In a previous post, I explained how expert data scientists differ from citizen data scientists. I also claimed that DSML platforms are aimed at both user groups, supporting variously skilled data scientists in multiple tasks across the data and analytics pipeline. This claim is supported by Gartner, whose analysts note that “many vendors are now aiming for a sweet spot with their platforms to simultaneously appeal to and delight both expert data scientists and citizen data scientists.” More specifically, it seems that “vendors that previously only catered to expert data scientists are now adding augmented capabilities and improved interfaces to appeal to citizen data scientists.”
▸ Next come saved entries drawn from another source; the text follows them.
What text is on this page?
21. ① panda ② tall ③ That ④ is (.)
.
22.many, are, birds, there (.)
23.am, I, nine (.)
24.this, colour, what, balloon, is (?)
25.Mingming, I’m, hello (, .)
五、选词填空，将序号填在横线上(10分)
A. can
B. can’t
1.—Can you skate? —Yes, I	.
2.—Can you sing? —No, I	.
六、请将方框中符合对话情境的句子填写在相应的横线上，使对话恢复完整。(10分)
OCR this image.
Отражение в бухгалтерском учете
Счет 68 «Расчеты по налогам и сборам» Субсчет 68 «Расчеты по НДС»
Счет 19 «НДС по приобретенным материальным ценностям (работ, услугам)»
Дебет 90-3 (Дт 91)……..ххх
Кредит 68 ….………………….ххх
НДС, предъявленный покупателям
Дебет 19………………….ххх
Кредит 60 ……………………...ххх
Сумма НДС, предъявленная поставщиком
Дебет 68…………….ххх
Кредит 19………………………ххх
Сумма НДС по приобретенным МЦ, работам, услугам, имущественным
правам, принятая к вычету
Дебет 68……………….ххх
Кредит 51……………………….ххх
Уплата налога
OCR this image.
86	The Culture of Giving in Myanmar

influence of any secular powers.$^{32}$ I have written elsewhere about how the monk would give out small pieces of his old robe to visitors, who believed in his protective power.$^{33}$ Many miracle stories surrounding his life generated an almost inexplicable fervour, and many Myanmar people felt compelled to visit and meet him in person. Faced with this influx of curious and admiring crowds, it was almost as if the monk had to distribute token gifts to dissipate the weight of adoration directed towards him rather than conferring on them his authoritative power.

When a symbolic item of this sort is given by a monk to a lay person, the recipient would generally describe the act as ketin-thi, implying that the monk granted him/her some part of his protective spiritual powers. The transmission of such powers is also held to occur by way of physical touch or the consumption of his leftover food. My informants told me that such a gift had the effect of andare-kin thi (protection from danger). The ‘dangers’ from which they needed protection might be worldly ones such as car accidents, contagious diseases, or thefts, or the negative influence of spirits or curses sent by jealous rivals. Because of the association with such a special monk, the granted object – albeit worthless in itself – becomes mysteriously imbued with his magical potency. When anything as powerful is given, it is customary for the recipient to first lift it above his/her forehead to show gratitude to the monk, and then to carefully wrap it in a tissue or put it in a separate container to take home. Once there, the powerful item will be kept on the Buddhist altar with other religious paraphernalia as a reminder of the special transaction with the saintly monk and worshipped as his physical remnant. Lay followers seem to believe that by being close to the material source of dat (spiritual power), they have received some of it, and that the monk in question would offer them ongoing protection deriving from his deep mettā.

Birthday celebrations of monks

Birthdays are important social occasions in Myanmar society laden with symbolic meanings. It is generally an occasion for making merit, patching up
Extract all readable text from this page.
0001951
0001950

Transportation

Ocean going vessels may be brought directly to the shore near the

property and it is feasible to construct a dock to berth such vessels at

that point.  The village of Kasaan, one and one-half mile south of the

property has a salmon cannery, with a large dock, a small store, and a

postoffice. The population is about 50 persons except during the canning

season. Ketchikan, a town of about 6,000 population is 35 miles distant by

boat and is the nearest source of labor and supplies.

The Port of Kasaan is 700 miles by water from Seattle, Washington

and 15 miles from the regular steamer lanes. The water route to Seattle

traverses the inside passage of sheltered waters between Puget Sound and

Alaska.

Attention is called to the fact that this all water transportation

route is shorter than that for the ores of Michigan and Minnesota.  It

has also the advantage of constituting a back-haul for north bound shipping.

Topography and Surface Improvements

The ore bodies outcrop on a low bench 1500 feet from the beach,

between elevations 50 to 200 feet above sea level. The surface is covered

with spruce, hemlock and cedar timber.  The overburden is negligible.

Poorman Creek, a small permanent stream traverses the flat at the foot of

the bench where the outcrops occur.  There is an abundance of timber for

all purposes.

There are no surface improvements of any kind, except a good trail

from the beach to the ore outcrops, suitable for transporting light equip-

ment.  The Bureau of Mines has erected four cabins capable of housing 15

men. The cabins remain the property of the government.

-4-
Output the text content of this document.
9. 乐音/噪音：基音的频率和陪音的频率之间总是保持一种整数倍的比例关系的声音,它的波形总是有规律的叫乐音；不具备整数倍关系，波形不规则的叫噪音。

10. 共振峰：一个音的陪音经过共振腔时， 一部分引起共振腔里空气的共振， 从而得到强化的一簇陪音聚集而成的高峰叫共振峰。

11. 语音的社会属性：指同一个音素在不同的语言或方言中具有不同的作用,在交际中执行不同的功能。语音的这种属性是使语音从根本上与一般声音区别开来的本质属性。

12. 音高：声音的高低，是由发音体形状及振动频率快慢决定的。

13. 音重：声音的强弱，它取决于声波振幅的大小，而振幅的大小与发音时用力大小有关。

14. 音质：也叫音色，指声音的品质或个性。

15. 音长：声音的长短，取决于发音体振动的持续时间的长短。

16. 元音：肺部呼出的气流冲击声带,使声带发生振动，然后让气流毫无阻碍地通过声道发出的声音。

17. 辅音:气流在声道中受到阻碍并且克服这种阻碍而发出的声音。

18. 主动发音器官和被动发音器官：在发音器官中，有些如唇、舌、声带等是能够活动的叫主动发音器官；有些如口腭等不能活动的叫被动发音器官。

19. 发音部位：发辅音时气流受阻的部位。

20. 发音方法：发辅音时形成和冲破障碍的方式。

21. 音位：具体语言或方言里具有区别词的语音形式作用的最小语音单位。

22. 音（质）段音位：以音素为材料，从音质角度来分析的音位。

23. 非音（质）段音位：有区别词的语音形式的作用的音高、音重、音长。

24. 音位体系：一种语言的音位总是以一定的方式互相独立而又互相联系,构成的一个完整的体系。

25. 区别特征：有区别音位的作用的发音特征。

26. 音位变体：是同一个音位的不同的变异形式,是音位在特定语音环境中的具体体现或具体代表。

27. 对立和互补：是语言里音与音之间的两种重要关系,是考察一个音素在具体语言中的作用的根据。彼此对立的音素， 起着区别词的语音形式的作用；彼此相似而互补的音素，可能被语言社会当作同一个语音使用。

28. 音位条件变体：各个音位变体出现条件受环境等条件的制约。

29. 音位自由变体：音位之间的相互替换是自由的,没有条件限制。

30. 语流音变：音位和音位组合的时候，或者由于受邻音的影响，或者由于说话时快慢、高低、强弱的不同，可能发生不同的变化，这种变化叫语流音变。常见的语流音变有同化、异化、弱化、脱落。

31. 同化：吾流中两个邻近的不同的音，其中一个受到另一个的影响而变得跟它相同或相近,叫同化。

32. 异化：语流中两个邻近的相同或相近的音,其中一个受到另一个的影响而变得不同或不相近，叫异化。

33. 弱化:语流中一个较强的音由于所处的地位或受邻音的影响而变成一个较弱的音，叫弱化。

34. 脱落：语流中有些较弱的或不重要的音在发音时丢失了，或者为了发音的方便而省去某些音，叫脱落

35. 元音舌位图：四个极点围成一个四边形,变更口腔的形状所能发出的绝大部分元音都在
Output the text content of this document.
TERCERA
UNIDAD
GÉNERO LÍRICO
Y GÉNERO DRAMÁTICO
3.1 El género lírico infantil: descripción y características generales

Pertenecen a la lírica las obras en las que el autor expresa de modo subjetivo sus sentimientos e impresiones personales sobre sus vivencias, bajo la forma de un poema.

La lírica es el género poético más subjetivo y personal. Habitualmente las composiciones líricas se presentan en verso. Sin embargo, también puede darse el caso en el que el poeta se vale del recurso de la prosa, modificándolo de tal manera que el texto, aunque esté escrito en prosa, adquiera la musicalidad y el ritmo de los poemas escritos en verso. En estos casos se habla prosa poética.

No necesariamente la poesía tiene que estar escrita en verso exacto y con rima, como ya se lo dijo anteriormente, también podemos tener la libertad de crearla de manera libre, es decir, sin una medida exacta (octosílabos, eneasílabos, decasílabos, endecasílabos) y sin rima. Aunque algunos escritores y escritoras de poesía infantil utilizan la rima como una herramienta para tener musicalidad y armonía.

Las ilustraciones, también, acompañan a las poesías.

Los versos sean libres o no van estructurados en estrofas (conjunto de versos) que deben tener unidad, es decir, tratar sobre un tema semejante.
Definitions and parameters of data science and data scientists continue to evolve, in fact. To the extent that Gartner sees data science professionals in general as the primary users of DSML platforms. Not surprisingly, therefore, Gartner also includes data engineers and machine learning (ML) specialists in its DSML user mix. “As participation from a supporting cast in the data science life cycle becomes more common”, the research company explains, “vendors are adding more capabilities designed for data engineers, developers and ML engineers.” It’s basically the old story of the vendors wanting to expand the footprint and availability of their solutions to maximize customer return on their platform investments.

Coherent integration is key

According to Gartner’s definition, a DSML platform consists of a core product supported by a portfolio of coherently integrated products, components, libraries and frameworks. These can be proprietary, open source or developed by a partner. Coherent integration in Gartner’s book means that “the core product and its supporting portfolio provide a consistent “look and feel” and create a user experience where all components are reasonably interoperable in support of an analytics pipeline.” Typical tasks across that analytics pipeline include, among others, data ingestion, data preparation, data exploration, model creation and training, model testing, and collaboration.

In its research, Gartner found that many organisations start their DSML initiatives using free or low-cost open-source and public cloud offerings. Having built up their knowledge that way and explored those offerings’ possibilities, they are then likely to adopt commercial software to tackle broader use cases and to operationalize their deployment and management of DSML models. “While enterprise data science success with a purely open-source stack is possible,” Gartner concludes, “the vast majority of mature and impactful data science teams have invested in a commercial platform.”